A federal judge rejected a lawsuit from President Trump’s reelection campaign to limit the amount of ballot drop boxes in Pennsylvania, handing Democrats a win in their effort to boost voter turnout in the key swing state.
U.S. District Court Judge J. Nicholas Ranjan, who was appointed to bench by Trump, wrote in a 138-page ruling that the GOP had been “speculative” that the drop boxes and other efforts to expand access to voting would be vulnerable to fraud, saying the Trump campaign’s claims to injury are not “concrete.”
“While plaintiffs may not need to prove actual voter fraud, they must at least prove that such fraud is ‘certainly impending,’” he said. “They haven’t met that burden.”
“[T]he Court finds that the election regulations put in place by the General Assembly and implemented by Defendants do not significantly burden any right to vote. They are rational. They further important state interests.

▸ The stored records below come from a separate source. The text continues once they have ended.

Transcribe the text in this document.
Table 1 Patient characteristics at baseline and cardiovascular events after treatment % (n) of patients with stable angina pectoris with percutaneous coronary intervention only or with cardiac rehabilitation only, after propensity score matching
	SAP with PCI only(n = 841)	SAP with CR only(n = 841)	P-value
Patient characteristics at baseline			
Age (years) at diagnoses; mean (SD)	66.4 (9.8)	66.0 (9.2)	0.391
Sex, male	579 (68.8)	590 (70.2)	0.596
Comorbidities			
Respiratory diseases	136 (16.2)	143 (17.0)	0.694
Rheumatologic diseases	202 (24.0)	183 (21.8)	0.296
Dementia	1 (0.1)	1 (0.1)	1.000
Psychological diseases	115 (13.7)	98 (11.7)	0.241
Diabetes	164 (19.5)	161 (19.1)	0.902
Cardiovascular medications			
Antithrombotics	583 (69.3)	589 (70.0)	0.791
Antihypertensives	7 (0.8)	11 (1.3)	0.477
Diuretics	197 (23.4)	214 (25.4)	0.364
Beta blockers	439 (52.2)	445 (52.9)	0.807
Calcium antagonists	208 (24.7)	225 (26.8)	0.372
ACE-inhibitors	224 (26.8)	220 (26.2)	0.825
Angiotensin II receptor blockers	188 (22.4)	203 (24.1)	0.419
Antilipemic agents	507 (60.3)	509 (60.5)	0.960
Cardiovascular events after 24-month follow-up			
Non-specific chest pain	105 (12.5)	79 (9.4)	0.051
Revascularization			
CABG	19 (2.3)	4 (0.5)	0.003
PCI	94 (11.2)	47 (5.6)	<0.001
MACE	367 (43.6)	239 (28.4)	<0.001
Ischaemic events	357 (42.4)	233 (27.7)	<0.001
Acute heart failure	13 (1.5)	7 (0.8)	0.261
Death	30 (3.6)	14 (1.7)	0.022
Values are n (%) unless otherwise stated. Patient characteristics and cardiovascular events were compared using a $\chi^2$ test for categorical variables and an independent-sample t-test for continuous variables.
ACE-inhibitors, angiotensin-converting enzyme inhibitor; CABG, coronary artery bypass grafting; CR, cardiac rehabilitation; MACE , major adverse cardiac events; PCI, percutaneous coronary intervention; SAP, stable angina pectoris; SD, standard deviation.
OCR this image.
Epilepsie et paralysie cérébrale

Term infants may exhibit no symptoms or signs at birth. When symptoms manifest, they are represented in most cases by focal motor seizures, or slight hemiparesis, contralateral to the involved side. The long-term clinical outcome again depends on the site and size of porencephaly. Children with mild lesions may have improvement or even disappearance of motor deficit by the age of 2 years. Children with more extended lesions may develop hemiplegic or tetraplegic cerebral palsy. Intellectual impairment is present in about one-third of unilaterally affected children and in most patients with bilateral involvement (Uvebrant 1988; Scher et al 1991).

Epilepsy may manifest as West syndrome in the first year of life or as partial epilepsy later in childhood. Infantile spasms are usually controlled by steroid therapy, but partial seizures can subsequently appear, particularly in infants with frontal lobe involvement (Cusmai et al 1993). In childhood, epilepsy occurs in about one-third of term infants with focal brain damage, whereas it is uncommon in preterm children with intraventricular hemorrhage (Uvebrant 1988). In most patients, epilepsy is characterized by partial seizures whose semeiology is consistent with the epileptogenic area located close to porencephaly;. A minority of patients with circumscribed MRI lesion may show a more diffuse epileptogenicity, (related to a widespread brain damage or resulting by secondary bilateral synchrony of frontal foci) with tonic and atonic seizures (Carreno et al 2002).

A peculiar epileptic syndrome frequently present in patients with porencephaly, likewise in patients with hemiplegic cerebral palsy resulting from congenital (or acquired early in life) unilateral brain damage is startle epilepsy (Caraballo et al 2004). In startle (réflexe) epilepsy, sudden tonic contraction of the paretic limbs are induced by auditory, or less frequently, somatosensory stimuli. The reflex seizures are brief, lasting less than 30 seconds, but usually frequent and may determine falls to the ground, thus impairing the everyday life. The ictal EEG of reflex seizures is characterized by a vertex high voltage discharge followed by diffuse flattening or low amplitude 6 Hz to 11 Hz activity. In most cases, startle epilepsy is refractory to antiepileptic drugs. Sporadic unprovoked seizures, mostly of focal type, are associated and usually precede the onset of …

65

They align with the Commonwealth’s elaborate election-security measures. They do not run afoul of the United States Constitution. They will not otherwise be second-guessed by this Court,” he continued.
Ranjan also shot down the campaign’s effort to reverse a Pennsylvania rule that county boards of elections not reject ballots “where the voter’s signature does not match the one on file.”
The ruling sends the matters back to state courts, which have thus far said Republicans’ allegations of widespread voter fraud and the vulnerability of mail-in voting remain flimsy, arguments Ranjan appeared to agree with.